Ao contrário dos argumentos tradicionais, baseados em pressupostos jurídicos e político-eleitorais, o atual predomínio de políticas “neoliberais” vão muito do estabelecimento de um Consenso de Washington, dos marcos legais que permitiram a proliferação de paraísos fiscais, e das eleições de Thatcher, Reagan e Mitterrand na década de 1980. Foi um marco a chamada “crise do petróleo” na década anterior, uma crise econômica controlada que, de um lado, iniciou a hegemonia do dólar no mundo com os petrodólares (e a concomitante desvinculação dessa moeda ao padrão ouro por Nixon, base do tratado de Bretton Woods), e de outro (por causa do aumento artificial do preço do petróleo e a consequente ausências de divisas norte-americanas para dar conta do incremento do dispêndio com o combustível) criou o “sistema da dívida” que até hoje aferra os países latino-americanos, que pegaram empréstimos a juros baixos e logo após tiveram que lidar com juros extorsivos.

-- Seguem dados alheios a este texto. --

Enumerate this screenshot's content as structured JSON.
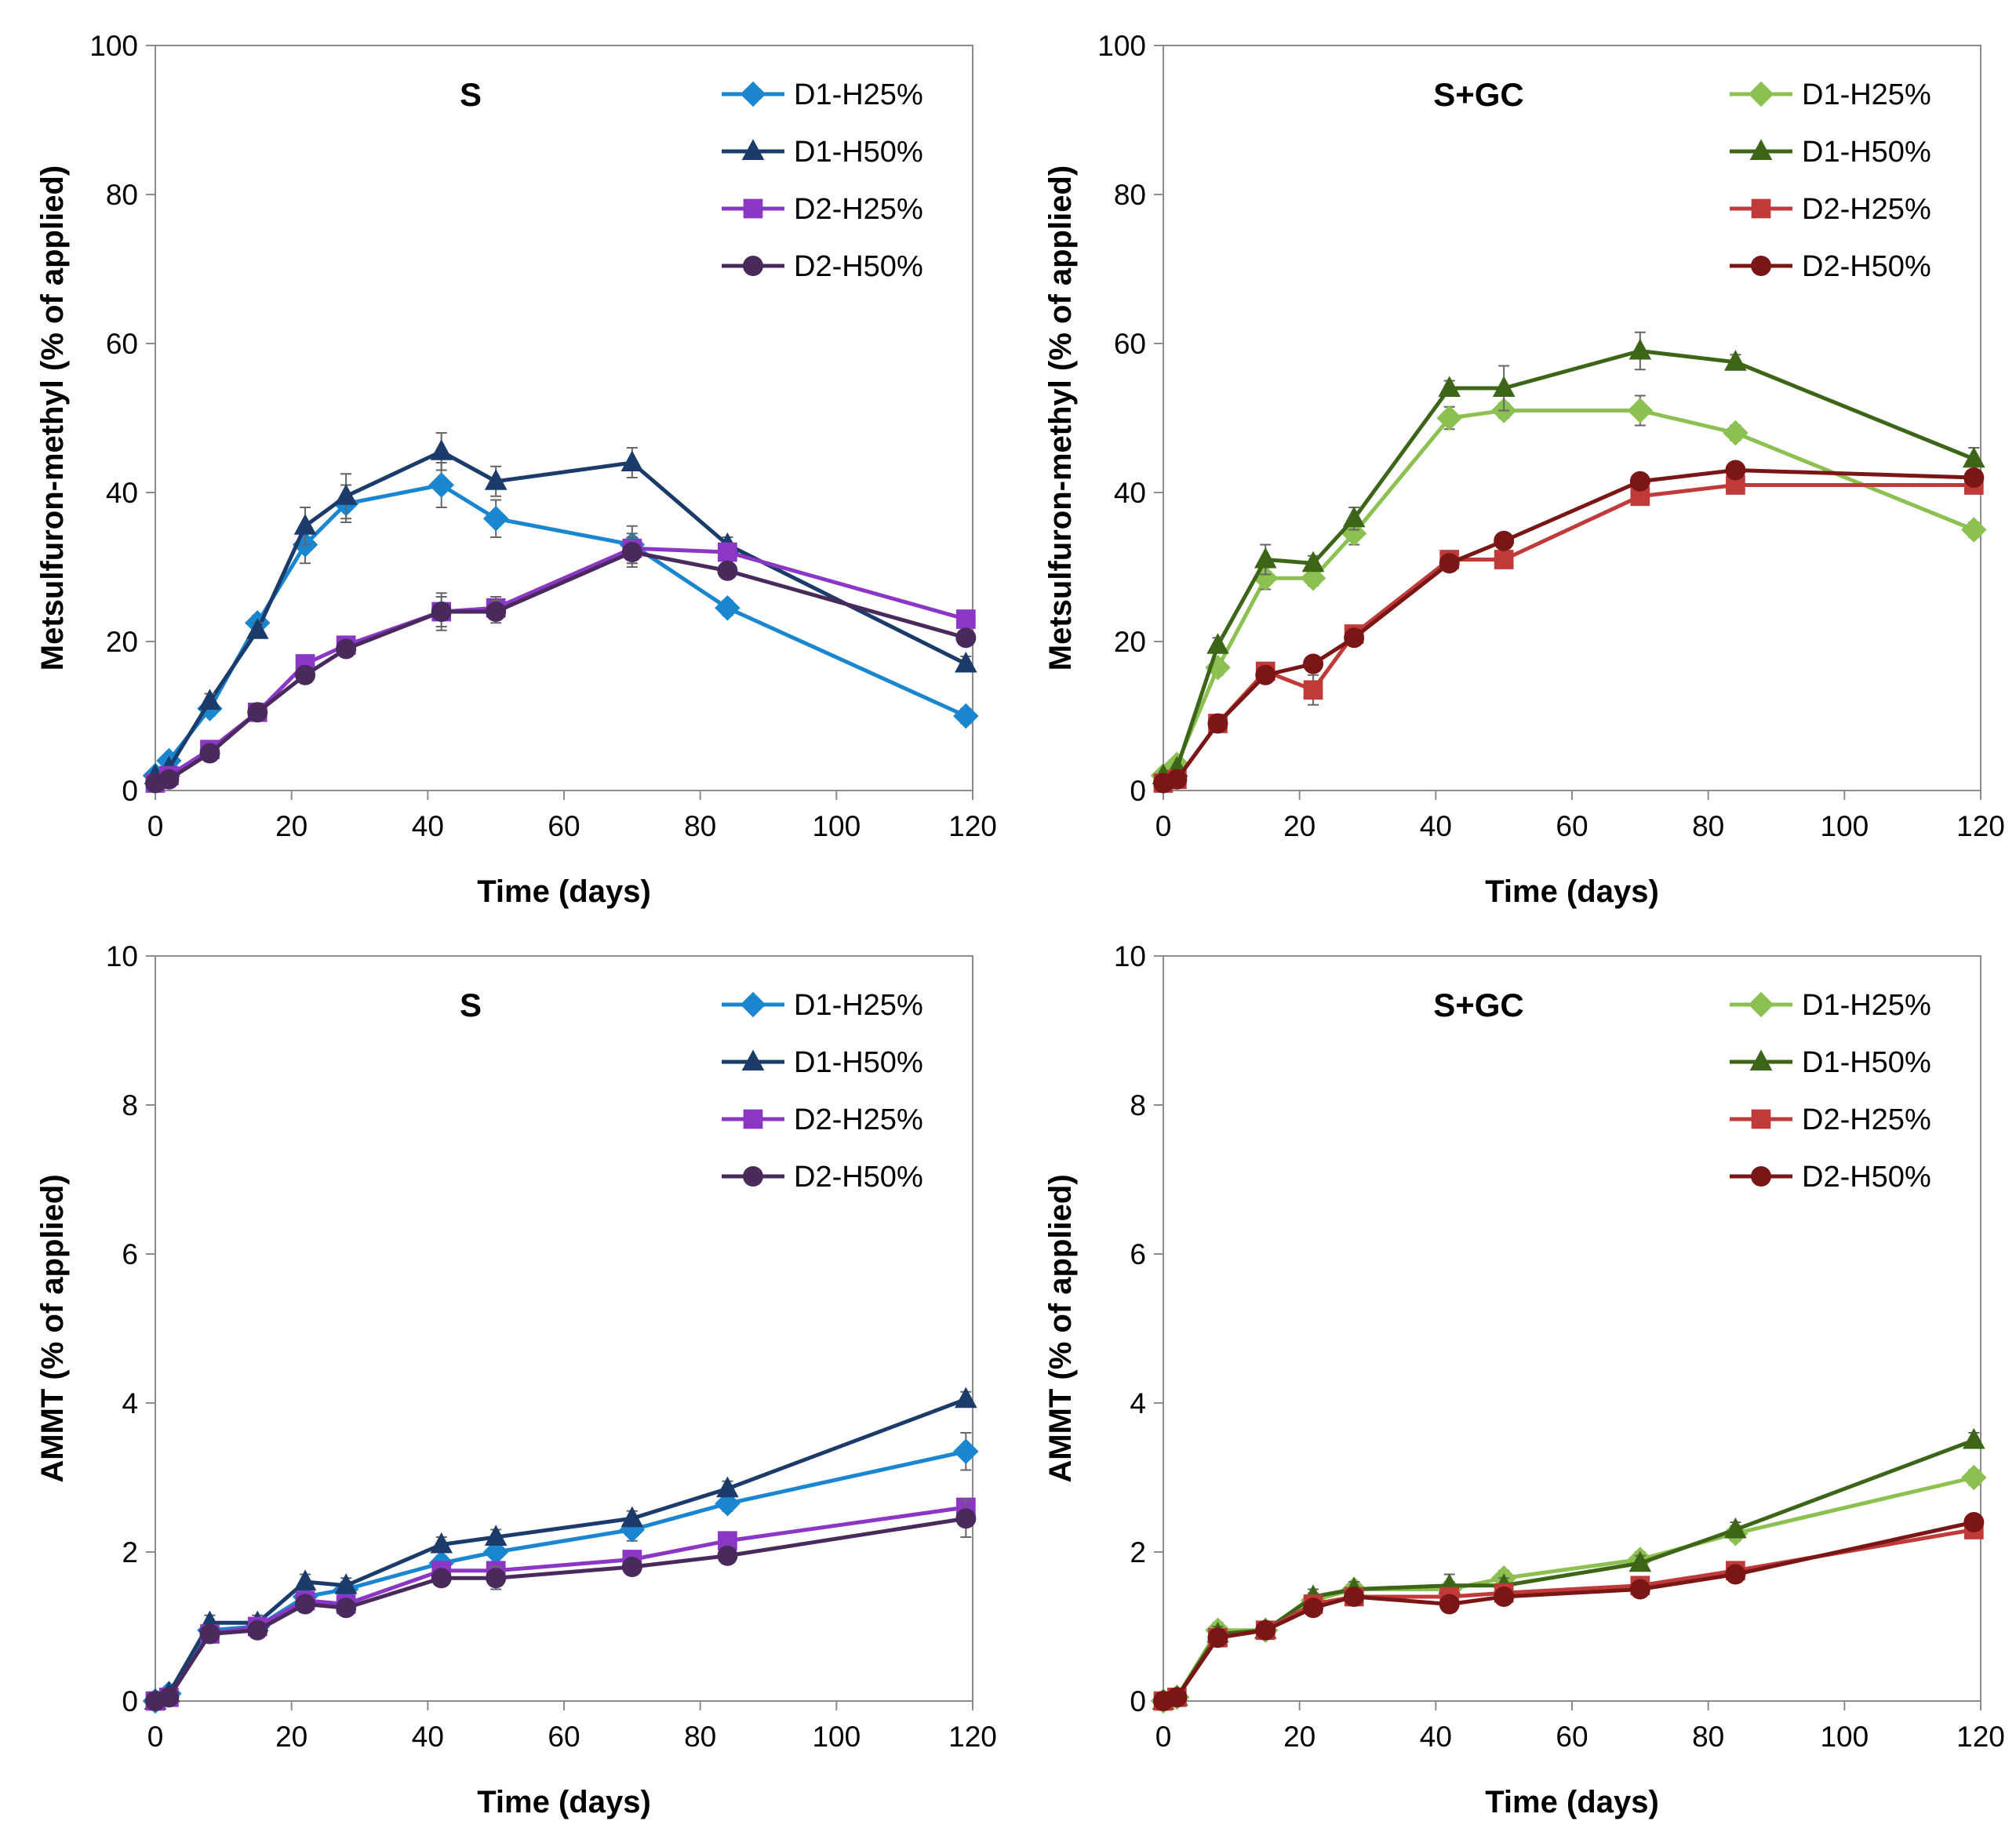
{
  "chart_data": [
    {
      "type": "line",
      "panel": "top-left",
      "title": "S",
      "xlabel": "Time (days)",
      "ylabel": "Metsulfuron-methyl (% of applied)",
      "xlim": [
        0,
        120
      ],
      "ylim": [
        0,
        100
      ],
      "xticks": [
        "0",
        "20",
        "40",
        "60",
        "80",
        "100",
        "120"
      ],
      "yticks": [
        "0",
        "20",
        "40",
        "60",
        "80",
        "100"
      ],
      "legend_position": "top-right",
      "series": [
        {
          "name": "D1-H25%",
          "color": "#1a86d0",
          "marker": "diamond",
          "x": [
            0,
            2,
            8,
            15,
            22,
            28,
            42,
            50,
            70,
            84,
            119
          ],
          "y": [
            2,
            4,
            11,
            22.5,
            33,
            38.5,
            41,
            36.5,
            33,
            24.5,
            10
          ],
          "err": [
            0,
            0,
            1,
            1,
            2.5,
            2.5,
            3,
            2.5,
            2.5,
            1,
            1
          ]
        },
        {
          "name": "D1-H50%",
          "color": "#1b3c6a",
          "marker": "triangle",
          "x": [
            0,
            2,
            8,
            15,
            22,
            28,
            42,
            50,
            70,
            84,
            119
          ],
          "y": [
            2,
            3,
            12,
            21.5,
            35.5,
            39.5,
            45.5,
            41.5,
            44,
            33,
            17
          ],
          "err": [
            0,
            0,
            1,
            1,
            2.5,
            3,
            2.5,
            2,
            2,
            1,
            1
          ]
        },
        {
          "name": "D2-H25%",
          "color": "#8b36c4",
          "marker": "square",
          "x": [
            0,
            2,
            8,
            15,
            22,
            28,
            42,
            50,
            70,
            84,
            119
          ],
          "y": [
            1,
            2,
            5.5,
            10.5,
            17,
            19.5,
            24,
            24.5,
            32.5,
            32,
            23
          ],
          "err": [
            0,
            0,
            1,
            1,
            1,
            1,
            2.5,
            1.5,
            2,
            1,
            1
          ]
        },
        {
          "name": "D2-H50%",
          "color": "#4a2a5c",
          "marker": "circle",
          "x": [
            0,
            2,
            8,
            15,
            22,
            28,
            42,
            50,
            70,
            84,
            119
          ],
          "y": [
            1,
            1.5,
            5,
            10.5,
            15.5,
            19,
            24,
            24,
            32,
            29.5,
            20.5
          ],
          "err": [
            0,
            0,
            1,
            1,
            1,
            1,
            2,
            1.5,
            2,
            1,
            1
          ]
        }
      ]
    },
    {
      "type": "line",
      "panel": "top-right",
      "title": "S+GC",
      "xlabel": "Time (days)",
      "ylabel": "Metsulfuron-methyl (% of applied)",
      "xlim": [
        0,
        120
      ],
      "ylim": [
        0,
        100
      ],
      "xticks": [
        "0",
        "20",
        "40",
        "60",
        "80",
        "100",
        "120"
      ],
      "yticks": [
        "0",
        "20",
        "40",
        "60",
        "80",
        "100"
      ],
      "legend_position": "top-right",
      "series": [
        {
          "name": "D1-H25%",
          "color": "#8cc152",
          "marker": "diamond",
          "x": [
            0,
            2,
            8,
            15,
            22,
            28,
            42,
            50,
            70,
            84,
            119
          ],
          "y": [
            2,
            3.5,
            16.5,
            28.5,
            28.5,
            34.5,
            50,
            51,
            51,
            48,
            35
          ],
          "err": [
            0,
            0,
            1,
            1.5,
            1,
            1.5,
            1.5,
            1,
            2,
            1,
            1
          ]
        },
        {
          "name": "D1-H50%",
          "color": "#3c6518",
          "marker": "triangle",
          "x": [
            0,
            2,
            8,
            15,
            22,
            28,
            42,
            50,
            70,
            84,
            119
          ],
          "y": [
            2,
            3,
            19.5,
            31,
            30.5,
            36.5,
            54,
            54,
            59,
            57.5,
            44.5
          ],
          "err": [
            0,
            0,
            1,
            2,
            1,
            1.5,
            1,
            3,
            2.5,
            1,
            1.5
          ]
        },
        {
          "name": "D2-H25%",
          "color": "#c03a3a",
          "marker": "square",
          "x": [
            0,
            2,
            8,
            15,
            22,
            28,
            42,
            50,
            70,
            84,
            119
          ],
          "y": [
            1,
            1.5,
            9,
            16,
            13.5,
            21,
            31,
            31,
            39.5,
            41,
            41
          ],
          "err": [
            0,
            0,
            1,
            1,
            2,
            1,
            1,
            1,
            1,
            1,
            1
          ]
        },
        {
          "name": "D2-H50%",
          "color": "#7a1616",
          "marker": "circle",
          "x": [
            0,
            2,
            8,
            15,
            22,
            28,
            42,
            50,
            70,
            84,
            119
          ],
          "y": [
            1,
            1.5,
            9,
            15.5,
            17,
            20.5,
            30.5,
            33.5,
            41.5,
            43,
            42
          ],
          "err": [
            0,
            0,
            1,
            1,
            1,
            1,
            1,
            1,
            1,
            1,
            1
          ]
        }
      ]
    },
    {
      "type": "line",
      "panel": "bottom-left",
      "title": "S",
      "xlabel": "Time (days)",
      "ylabel": "AMMT (% of applied)",
      "xlim": [
        0,
        120
      ],
      "ylim": [
        0,
        10
      ],
      "xticks": [
        "0",
        "20",
        "40",
        "60",
        "80",
        "100",
        "120"
      ],
      "yticks": [
        "0",
        "2",
        "4",
        "6",
        "8",
        "10"
      ],
      "legend_position": "top-right",
      "series": [
        {
          "name": "D1-H25%",
          "color": "#1a86d0",
          "marker": "diamond",
          "x": [
            0,
            2,
            8,
            15,
            22,
            28,
            42,
            50,
            70,
            84,
            119
          ],
          "y": [
            0,
            0.1,
            0.95,
            1.0,
            1.4,
            1.5,
            1.85,
            2.0,
            2.3,
            2.65,
            3.35
          ],
          "err": [
            0,
            0,
            0.1,
            0.1,
            0.1,
            0.1,
            0.1,
            0.15,
            0.15,
            0.1,
            0.25
          ]
        },
        {
          "name": "D1-H50%",
          "color": "#1b3c6a",
          "marker": "triangle",
          "x": [
            0,
            2,
            8,
            15,
            22,
            28,
            42,
            50,
            70,
            84,
            119
          ],
          "y": [
            0,
            0.1,
            1.05,
            1.05,
            1.6,
            1.55,
            2.1,
            2.2,
            2.45,
            2.85,
            4.05
          ],
          "err": [
            0,
            0,
            0.1,
            0.1,
            0.1,
            0.1,
            0.1,
            0.1,
            0.1,
            0.1,
            0.1
          ]
        },
        {
          "name": "D2-H25%",
          "color": "#8b36c4",
          "marker": "square",
          "x": [
            0,
            2,
            8,
            15,
            22,
            28,
            42,
            50,
            70,
            84,
            119
          ],
          "y": [
            0,
            0.05,
            0.9,
            1.0,
            1.35,
            1.3,
            1.75,
            1.75,
            1.9,
            2.15,
            2.6
          ],
          "err": [
            0,
            0,
            0.1,
            0.1,
            0.1,
            0.1,
            0.1,
            0.1,
            0.1,
            0.1,
            0.1
          ]
        },
        {
          "name": "D2-H50%",
          "color": "#4a2a5c",
          "marker": "circle",
          "x": [
            0,
            2,
            8,
            15,
            22,
            28,
            42,
            50,
            70,
            84,
            119
          ],
          "y": [
            0,
            0.05,
            0.9,
            0.95,
            1.3,
            1.25,
            1.65,
            1.65,
            1.8,
            1.95,
            2.45
          ],
          "err": [
            0,
            0,
            0.1,
            0.1,
            0.1,
            0.1,
            0.1,
            0.15,
            0.1,
            0.1,
            0.25
          ]
        }
      ]
    },
    {
      "type": "line",
      "panel": "bottom-right",
      "title": "S+GC",
      "xlabel": "Time (days)",
      "ylabel": "AMMT (% of applied)",
      "xlim": [
        0,
        120
      ],
      "ylim": [
        0,
        10
      ],
      "xticks": [
        "0",
        "20",
        "40",
        "60",
        "80",
        "100",
        "120"
      ],
      "yticks": [
        "0",
        "2",
        "4",
        "6",
        "8",
        "10"
      ],
      "legend_position": "top-right",
      "series": [
        {
          "name": "D1-H25%",
          "color": "#8cc152",
          "marker": "diamond",
          "x": [
            0,
            2,
            8,
            15,
            22,
            28,
            42,
            50,
            70,
            84,
            119
          ],
          "y": [
            0,
            0.05,
            0.95,
            0.95,
            1.35,
            1.5,
            1.5,
            1.65,
            1.9,
            2.25,
            3.0
          ],
          "err": [
            0,
            0,
            0.1,
            0.1,
            0.1,
            0.1,
            0.1,
            0.1,
            0.1,
            0.1,
            0.1
          ]
        },
        {
          "name": "D1-H50%",
          "color": "#3c6518",
          "marker": "triangle",
          "x": [
            0,
            2,
            8,
            15,
            22,
            28,
            42,
            50,
            70,
            84,
            119
          ],
          "y": [
            0,
            0.05,
            0.9,
            0.95,
            1.4,
            1.5,
            1.55,
            1.55,
            1.85,
            2.3,
            3.5
          ],
          "err": [
            0,
            0,
            0.1,
            0.1,
            0.1,
            0.1,
            0.15,
            0.1,
            0.1,
            0.1,
            0.1
          ]
        },
        {
          "name": "D2-H25%",
          "color": "#c03a3a",
          "marker": "square",
          "x": [
            0,
            2,
            8,
            15,
            22,
            28,
            42,
            50,
            70,
            84,
            119
          ],
          "y": [
            0,
            0.05,
            0.85,
            0.95,
            1.3,
            1.4,
            1.4,
            1.45,
            1.55,
            1.75,
            2.3
          ],
          "err": [
            0,
            0,
            0.1,
            0.1,
            0.1,
            0.1,
            0.1,
            0.1,
            0.1,
            0.1,
            0.1
          ]
        },
        {
          "name": "D2-H50%",
          "color": "#7a1616",
          "marker": "circle",
          "x": [
            0,
            2,
            8,
            15,
            22,
            28,
            42,
            50,
            70,
            84,
            119
          ],
          "y": [
            0,
            0.05,
            0.85,
            0.95,
            1.25,
            1.4,
            1.3,
            1.4,
            1.5,
            1.7,
            2.4
          ],
          "err": [
            0,
            0,
            0.1,
            0.1,
            0.1,
            0.1,
            0.1,
            0.1,
            0.1,
            0.1,
            0.1
          ]
        }
      ]
    }
  ]
}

 Mas o fundamental foi o debate dentro dos círculos da elite mundial depois do fim da Segunda Guerra. O Império Britânico, vendo que não poderia continuar sendo um império territorial, paulatinamente passou a exercer sua soberania através dos instrumentos financeiros. Forma-se, ainda na década de 1950, a aliança anglo-americana, que conta de uma lado com a City de Londres e Wall Street e, de outro, com a OTAN. Como diz o autor do livro best-seller, Daniel Estulin, Rockefeller é uma metáfora do poder. Na mesa dos poderosos, sua família no máximo serviria o café. Igualmente para o Clube Bilderberg. Bilderberg é um signo, uma indicação para além dos marcos tradicionais, de onde se sedia e como foi desenvolvida a atual hegemonia militar e financeira. Falando dele, abre-se espaço para debates que, infelizmente, não se encontram ainda em praça pública.